Sir Geoffrey Clifton-Brown, who has represented the Cotswolds since 1992, told TALK Radio: “This is ridiculous. I protested about it in no uncertain terms, as did others of my colleagues in private.”
Since Monday, anyone arriving in the UK from one of the 33 countries deemed high risk must pay up to £1,750 for 11 nights in a quarantine hotel. The aim is to reduce the risk of new variants of coronavirus being imported.
Travellers who have been in a red list nation – including Portugal, the UAE and South Africa – in the past 10 days must declare the fact on a passenger locator form in advance of travel.
Failing to do so risks a prison term of 10 years under the Forgery and Counterfeiting Act 1981. In addition, failing to book a quarantine hotel “package” can trigger a £10,000 fine.
Sir Geoffrey said: “The first person that’s sentenced for doing something relatively minor, that gets sentenced under it, there’s going to be a massive media campaign and they’re going to have to alter it.
“The law is not something you are use of some form of government communications agency. There are other ways of doing that.”
At present it is illegal to go on holiday from or within the UK. British and Irish citizens, as well as UK permanent residents, are permitted to return from red list countries – though there are no direct flights due to a government ban.
Therefore all such arrivals travel via third countries, and it is not always evident where their journeys originated.
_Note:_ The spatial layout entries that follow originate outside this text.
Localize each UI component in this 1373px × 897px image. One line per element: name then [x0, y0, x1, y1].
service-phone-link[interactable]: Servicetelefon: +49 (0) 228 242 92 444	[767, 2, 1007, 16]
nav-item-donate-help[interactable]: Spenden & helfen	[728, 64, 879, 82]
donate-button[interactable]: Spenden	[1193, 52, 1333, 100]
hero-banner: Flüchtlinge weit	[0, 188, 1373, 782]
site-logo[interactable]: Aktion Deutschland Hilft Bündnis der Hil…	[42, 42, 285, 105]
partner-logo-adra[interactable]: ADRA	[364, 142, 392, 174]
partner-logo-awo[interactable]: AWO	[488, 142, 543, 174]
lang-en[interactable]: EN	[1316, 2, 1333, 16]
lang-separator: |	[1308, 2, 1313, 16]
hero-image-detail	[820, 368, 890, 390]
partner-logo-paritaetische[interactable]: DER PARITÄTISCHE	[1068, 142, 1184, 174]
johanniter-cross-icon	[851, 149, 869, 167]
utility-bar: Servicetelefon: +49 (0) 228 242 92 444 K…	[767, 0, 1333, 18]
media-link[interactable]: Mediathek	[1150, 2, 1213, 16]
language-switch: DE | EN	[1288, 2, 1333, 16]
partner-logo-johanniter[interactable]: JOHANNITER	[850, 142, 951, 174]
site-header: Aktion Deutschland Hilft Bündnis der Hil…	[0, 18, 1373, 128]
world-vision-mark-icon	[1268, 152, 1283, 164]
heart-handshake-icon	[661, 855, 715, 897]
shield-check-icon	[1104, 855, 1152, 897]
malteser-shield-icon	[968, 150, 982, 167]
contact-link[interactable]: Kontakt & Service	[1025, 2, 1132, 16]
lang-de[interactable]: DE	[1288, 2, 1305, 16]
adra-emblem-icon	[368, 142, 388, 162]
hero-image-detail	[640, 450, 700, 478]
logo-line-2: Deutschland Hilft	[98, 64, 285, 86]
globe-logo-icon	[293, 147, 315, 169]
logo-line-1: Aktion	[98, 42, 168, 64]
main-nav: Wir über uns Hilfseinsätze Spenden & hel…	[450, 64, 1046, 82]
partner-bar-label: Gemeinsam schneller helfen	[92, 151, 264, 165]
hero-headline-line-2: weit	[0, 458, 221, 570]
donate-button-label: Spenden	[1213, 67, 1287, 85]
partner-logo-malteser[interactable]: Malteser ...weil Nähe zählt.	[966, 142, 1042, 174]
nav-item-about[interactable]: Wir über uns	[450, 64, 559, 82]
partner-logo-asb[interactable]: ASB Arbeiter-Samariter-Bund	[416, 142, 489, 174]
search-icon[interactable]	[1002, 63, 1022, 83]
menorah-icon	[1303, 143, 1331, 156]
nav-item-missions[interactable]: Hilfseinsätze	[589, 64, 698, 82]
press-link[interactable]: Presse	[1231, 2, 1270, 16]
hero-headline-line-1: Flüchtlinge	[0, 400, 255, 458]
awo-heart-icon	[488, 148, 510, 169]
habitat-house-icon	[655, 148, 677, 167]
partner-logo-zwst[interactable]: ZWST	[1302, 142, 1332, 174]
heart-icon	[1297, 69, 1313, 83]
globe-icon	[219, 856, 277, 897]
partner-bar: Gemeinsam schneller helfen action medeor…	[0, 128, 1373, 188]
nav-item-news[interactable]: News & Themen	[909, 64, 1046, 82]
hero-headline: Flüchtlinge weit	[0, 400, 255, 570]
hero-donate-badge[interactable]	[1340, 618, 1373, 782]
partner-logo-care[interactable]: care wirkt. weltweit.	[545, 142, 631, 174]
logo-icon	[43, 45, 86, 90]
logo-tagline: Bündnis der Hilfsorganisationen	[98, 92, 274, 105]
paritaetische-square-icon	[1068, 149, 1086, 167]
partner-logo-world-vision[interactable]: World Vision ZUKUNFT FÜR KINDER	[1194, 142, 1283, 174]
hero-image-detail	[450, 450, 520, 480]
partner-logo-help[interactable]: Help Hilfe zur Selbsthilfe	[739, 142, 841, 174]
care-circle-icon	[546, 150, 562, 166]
On 9 February the health secretary, Matt Hancock, told Parliament: “Anyone who lies on a passenger locator form and tries to conceal that they have been in a country on the red list in the 10 days before arrival here will face a prison sentence of up to 10 years.
“I make no apologies for the strength of these measures, because we are dealing with one of the strongest threats to our public health that we have faced as a nation.”
The Labour Party has argued for tougher measures. The shadow home secretary, Nick Thomas-Symonds, tweeted: “Comprehensive hotel quarantining is needed – instead of the half-baked current policy.”
But Sir Geoffrey, who is treasurer of the influential 1922 Committee of backbench Tory MPs, said: “The law is there as a serious instrument for when people commit serious crimes and it’s got to be proportionate for the crime.
“If people think it’s not proportionate then they will start to ignore it. That’s the danger.”
A former Labour cabinet minister, Ben Bradshaw, has called for an end to the “over-pessimistic approach” of both the government and opposition.
Speaking on Politics.co.uk, he berated “the complete absence of an exit strategy” from the current ban on all leisure travel.
Ministers have repeatedly warned the public not to book holidays.